The cortical topography of human swallowing has also been demonstrated to have a bilateral representation [5]. Through cortical stimulation, it has been shown that individual muscle groups involved in swallowing are bilaterally represented on the motor and premotor cortex [5]. Given this finding, our patient with bilateral lesions would be expected to have a severe clinical course.

There are relatively few reported cases of bilateral insular cortex lesions, but a single published report demonstrated bilateral insular cortex infarctions that resulted in severe buccofacial apraxia and mutism [6]. On initial examination, that patient was found to have severe swallowing difficulties. The severity of dysphagia seen in that patient mirrors that experienced in the subject of this case report.

The exact mechanism by which the insular lesion results in dysphagia appears to involve multiple pathways. A primary component is related to the visceral input required to complete the swallowing process. The likely pathway crucial to this dysfunction would be between the insula and the NTS. A visceral sensory deficit, in combination with a disruption in the connections to the primary gustatory cortex and paravicellar division of the ventroposteromedial nucleus of the thalamus, would suggest a multifactorial cause of dysphagia from an insular lesion. Impairment of the connectivity between the insula and primary and supplementary motor cortices likely results in dysfunction of the motor planning of the swallowing mechanism.
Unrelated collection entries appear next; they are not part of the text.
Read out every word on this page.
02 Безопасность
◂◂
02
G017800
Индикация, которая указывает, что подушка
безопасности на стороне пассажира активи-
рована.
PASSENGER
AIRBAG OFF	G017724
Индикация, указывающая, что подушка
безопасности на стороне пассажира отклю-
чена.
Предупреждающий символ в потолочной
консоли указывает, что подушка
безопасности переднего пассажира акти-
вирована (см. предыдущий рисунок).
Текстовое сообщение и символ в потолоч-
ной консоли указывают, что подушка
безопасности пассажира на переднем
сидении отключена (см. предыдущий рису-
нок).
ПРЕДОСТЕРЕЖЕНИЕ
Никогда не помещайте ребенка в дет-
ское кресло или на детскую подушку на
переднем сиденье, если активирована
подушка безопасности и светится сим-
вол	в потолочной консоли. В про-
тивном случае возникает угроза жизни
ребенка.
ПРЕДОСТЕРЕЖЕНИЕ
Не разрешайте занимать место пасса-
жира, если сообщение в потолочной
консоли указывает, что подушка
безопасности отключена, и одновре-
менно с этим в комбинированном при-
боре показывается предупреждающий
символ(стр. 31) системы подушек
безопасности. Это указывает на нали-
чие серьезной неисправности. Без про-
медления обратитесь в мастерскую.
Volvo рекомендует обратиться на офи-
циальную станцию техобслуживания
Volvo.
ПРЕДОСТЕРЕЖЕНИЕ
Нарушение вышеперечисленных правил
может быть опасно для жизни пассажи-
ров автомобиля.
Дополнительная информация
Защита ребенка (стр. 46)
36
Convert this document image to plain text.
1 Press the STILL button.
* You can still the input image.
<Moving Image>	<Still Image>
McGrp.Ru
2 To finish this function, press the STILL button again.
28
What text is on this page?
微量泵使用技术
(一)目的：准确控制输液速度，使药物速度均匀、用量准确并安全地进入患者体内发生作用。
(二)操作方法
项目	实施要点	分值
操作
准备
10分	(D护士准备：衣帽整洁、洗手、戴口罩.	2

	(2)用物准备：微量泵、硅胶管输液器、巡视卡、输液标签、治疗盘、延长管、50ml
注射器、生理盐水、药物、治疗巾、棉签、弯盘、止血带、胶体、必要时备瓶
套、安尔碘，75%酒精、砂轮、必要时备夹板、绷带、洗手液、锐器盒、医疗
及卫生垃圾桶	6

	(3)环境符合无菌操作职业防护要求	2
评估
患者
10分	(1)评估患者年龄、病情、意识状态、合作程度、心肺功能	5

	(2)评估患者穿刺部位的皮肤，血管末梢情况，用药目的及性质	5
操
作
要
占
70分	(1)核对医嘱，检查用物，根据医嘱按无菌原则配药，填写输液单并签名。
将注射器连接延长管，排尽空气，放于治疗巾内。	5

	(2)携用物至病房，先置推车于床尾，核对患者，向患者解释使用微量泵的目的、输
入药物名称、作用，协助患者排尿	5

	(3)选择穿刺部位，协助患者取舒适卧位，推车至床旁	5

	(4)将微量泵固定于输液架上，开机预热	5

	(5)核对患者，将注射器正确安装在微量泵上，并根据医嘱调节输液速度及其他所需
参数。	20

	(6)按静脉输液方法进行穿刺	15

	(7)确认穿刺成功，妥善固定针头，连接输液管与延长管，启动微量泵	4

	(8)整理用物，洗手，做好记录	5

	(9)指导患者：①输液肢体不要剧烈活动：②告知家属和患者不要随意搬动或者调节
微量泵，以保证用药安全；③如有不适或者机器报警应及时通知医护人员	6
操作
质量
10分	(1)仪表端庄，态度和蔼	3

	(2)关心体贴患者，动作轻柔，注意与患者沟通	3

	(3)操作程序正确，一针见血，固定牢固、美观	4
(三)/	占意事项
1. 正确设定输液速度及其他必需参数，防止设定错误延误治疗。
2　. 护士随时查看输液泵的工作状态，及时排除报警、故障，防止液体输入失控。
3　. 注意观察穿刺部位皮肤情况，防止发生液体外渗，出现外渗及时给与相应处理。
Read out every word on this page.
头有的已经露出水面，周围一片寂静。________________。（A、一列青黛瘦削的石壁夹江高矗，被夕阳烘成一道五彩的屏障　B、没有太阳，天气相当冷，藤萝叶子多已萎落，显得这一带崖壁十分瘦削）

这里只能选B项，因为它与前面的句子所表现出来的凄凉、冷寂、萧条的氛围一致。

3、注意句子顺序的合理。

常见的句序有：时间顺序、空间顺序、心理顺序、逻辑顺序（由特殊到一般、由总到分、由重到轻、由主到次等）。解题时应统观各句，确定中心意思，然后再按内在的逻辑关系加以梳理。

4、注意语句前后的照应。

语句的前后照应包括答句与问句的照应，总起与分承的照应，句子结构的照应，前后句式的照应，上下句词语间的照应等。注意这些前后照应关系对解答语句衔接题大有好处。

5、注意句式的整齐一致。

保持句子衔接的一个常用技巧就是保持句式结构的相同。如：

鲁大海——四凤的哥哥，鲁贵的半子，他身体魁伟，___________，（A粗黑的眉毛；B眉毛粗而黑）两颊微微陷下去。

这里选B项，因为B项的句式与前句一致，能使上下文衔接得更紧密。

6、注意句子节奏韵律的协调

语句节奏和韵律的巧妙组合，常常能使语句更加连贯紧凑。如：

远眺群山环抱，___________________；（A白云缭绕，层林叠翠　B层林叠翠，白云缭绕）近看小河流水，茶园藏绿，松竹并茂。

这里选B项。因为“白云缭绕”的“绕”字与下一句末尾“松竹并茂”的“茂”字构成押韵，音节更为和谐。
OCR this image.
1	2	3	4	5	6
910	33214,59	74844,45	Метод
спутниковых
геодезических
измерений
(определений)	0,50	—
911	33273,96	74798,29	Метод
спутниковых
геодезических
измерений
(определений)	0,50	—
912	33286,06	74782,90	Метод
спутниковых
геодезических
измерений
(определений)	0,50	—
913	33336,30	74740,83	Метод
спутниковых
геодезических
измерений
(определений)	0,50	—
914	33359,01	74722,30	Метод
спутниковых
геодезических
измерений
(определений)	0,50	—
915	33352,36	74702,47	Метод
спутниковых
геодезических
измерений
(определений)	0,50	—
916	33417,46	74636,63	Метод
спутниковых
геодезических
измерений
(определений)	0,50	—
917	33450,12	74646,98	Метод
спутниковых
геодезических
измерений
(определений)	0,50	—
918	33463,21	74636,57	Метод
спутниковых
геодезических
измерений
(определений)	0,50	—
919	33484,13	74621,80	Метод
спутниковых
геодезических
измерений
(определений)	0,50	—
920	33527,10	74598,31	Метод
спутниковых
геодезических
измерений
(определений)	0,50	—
Our patient demonstrates the importance of the insula in the mechanics of swallowing. The areas of involvement in this patient included both anterior and posterior insular cortical and subcortical regions resulting in disruption of the various connections described above. To our knowledge this case represents only the second case to document the severity of deficits that can occur with bilateral insular cortex lesions.